Going around the Airport (map). Take the following course to meet US 66 on the western side of the airport: Go along B Avenue northwards until it meets BL-40 ⁄ US 60 - E. Amarillo Blvd. and take a right, westwards onto it.
At Folsom Rd. take a left along Folsom and go south until Triangle Drive, Triangle is U.S. 66. Drive east to the airport and the now vanished US 66, covered by the runway.
Into Amarillo (map). Turn around and go west along Triangle Dr. until TX 335. Triangle continues west after N. Lakeside Drive ⁄ TX 335 but to cross the highway you must first go north to E. Amarillo Blvd by taking a right, then take a left to cross the overpass, and another left to go along the west side of TX 335 back to Triangle Dr.
At Triangle, take a right and keep westbound until meeting Amarillo Blvd. again. Here is an old Route 66 motel, the Historic Triangle Motel.
Take a left onto Amarillo Blvd. It crosses the tracks and at N. Pierce St. (US 87) reaches downtown Amarillo. End of the Journey.
2. Keep on the main roads
Shown in this map.

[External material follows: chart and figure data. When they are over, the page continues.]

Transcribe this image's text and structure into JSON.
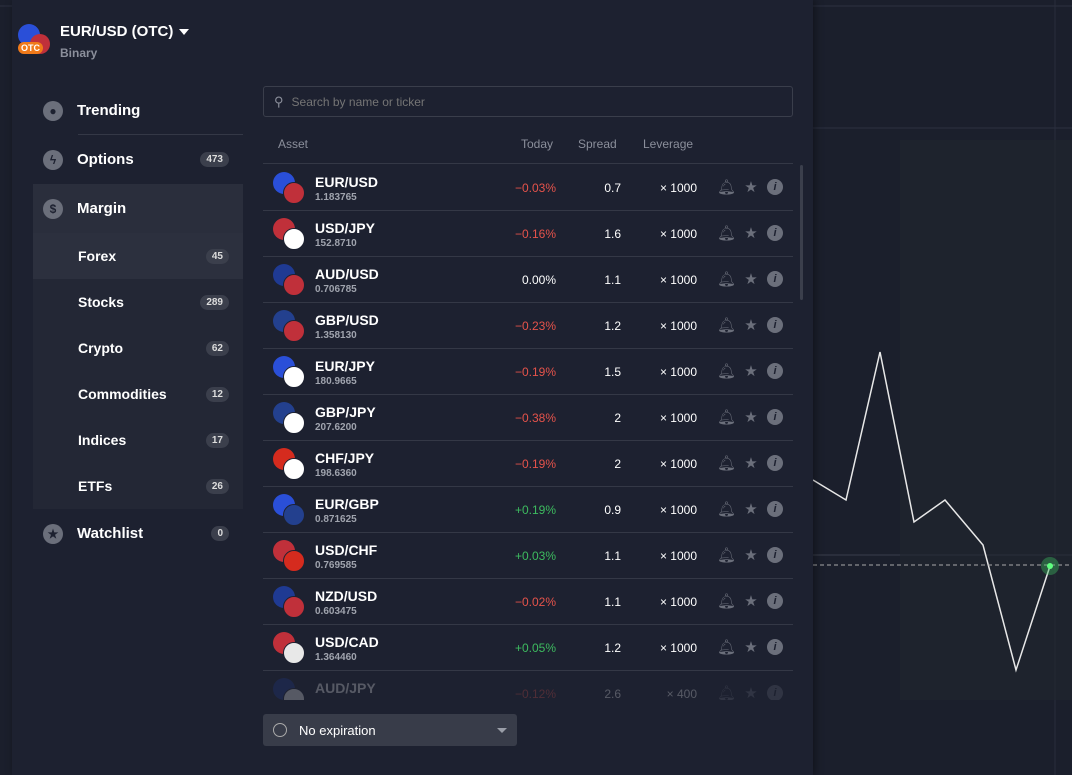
{
  "header": {
    "title": "EUR/USD (OTC)",
    "subtitle": "Binary",
    "logo_badge": "OTC"
  },
  "search": {
    "placeholder": "Search by name or ticker"
  },
  "sidebar": [
    {
      "label": "Trending",
      "icon": "fire-icon",
      "glyph": "🔥"
    },
    {
      "label": "Options",
      "icon": "lightning-icon",
      "glyph": "⚡",
      "count": "473"
    },
    {
      "label": "Margin",
      "icon": "dollar-icon",
      "glyph": "$"
    }
  ],
  "margin_sub": [
    {
      "label": "Forex",
      "count": "45"
    },
    {
      "label": "Stocks",
      "count": "289"
    },
    {
      "label": "Crypto",
      "count": "62"
    },
    {
      "label": "Commodities",
      "count": "12"
    },
    {
      "label": "Indices",
      "count": "17"
    },
    {
      "label": "ETFs",
      "count": "26"
    }
  ],
  "watchlist": {
    "label": "Watchlist",
    "count": "0",
    "glyph": "★"
  },
  "table": {
    "headers": {
      "asset": "Asset",
      "today": "Today",
      "spread": "Spread",
      "leverage": "Leverage"
    },
    "rows": [
      {
        "name": "EUR/USD",
        "price": "1.183765",
        "today": "−0.03%",
        "dir": "neg",
        "spread": "0.7",
        "leverage": "× 1000",
        "c1": "#2a4fd8",
        "c2": "#c0303a"
      },
      {
        "name": "USD/JPY",
        "price": "152.8710",
        "today": "−0.16%",
        "dir": "neg",
        "spread": "1.6",
        "leverage": "× 1000",
        "c1": "#c0303a",
        "c2": "#ffffff"
      },
      {
        "name": "AUD/USD",
        "price": "0.706785",
        "today": "0.00%",
        "dir": "neu",
        "spread": "1.1",
        "leverage": "× 1000",
        "c1": "#1f3a93",
        "c2": "#c0303a"
      },
      {
        "name": "GBP/USD",
        "price": "1.358130",
        "today": "−0.23%",
        "dir": "neg",
        "spread": "1.2",
        "leverage": "× 1000",
        "c1": "#23408e",
        "c2": "#c0303a"
      },
      {
        "name": "EUR/JPY",
        "price": "180.9665",
        "today": "−0.19%",
        "dir": "neg",
        "spread": "1.5",
        "leverage": "× 1000",
        "c1": "#2a4fd8",
        "c2": "#ffffff"
      },
      {
        "name": "GBP/JPY",
        "price": "207.6200",
        "today": "−0.38%",
        "dir": "neg",
        "spread": "2",
        "leverage": "× 1000",
        "c1": "#23408e",
        "c2": "#ffffff"
      },
      {
        "name": "CHF/JPY",
        "price": "198.6360",
        "today": "−0.19%",
        "dir": "neg",
        "spread": "2",
        "leverage": "× 1000",
        "c1": "#d52b1e",
        "c2": "#ffffff"
      },
      {
        "name": "EUR/GBP",
        "price": "0.871625",
        "today": "+0.19%",
        "dir": "pos",
        "spread": "0.9",
        "leverage": "× 1000",
        "c1": "#2a4fd8",
        "c2": "#23408e"
      },
      {
        "name": "USD/CHF",
        "price": "0.769585",
        "today": "+0.03%",
        "dir": "pos",
        "spread": "1.1",
        "leverage": "× 1000",
        "c1": "#c0303a",
        "c2": "#d52b1e"
      },
      {
        "name": "NZD/USD",
        "price": "0.603475",
        "today": "−0.02%",
        "dir": "neg",
        "spread": "1.1",
        "leverage": "× 1000",
        "c1": "#1f3a93",
        "c2": "#c0303a"
      },
      {
        "name": "USD/CAD",
        "price": "1.364460",
        "today": "+0.05%",
        "dir": "pos",
        "spread": "1.2",
        "leverage": "× 1000",
        "c1": "#c0303a",
        "c2": "#e8e8e8"
      },
      {
        "name": "AUD/JPY",
        "price": "",
        "today": "−0.12%",
        "dir": "neg",
        "spread": "2.6",
        "leverage": "× 400",
        "c1": "#1f3a93",
        "c2": "#ffffff",
        "faded": true
      }
    ]
  },
  "expiration": {
    "label": "No expiration"
  },
  "colors": {
    "negative": "#e5534b",
    "positive": "#3dbb5f",
    "panel": "#1d2130"
  }
}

At the crossing at Exit 85, take a right entering BL-40 and head northwest till you reach US 60 -E. Amarillo Blvd. (16.4 miles). Turn left with BL-40 towards Amarillo. Cross (22.2 miles) TX-335 and slow down to see Triangle Motel on the left side of the road just before it intersects Triangle Dr.
Keep on straight along Amarillo Blvd till you reach Pierce St. (US 87) in the center of the city of Amarillo.
Route 66 1926 alignment and the 1956 Alignments Split Here
At Fillmore and East Amarillo Blvd. the original Route 66 alignment turned south along S Fillmore St. and headed into Downtown Amarillo (now it does so along Pierce St.)
Only in 1956 did Route 66 bypass the city center, as a "Beltline", that curved around the city along W Amarillo Blvd. The older alignment became B.R. 66. See Map of Beltline 66.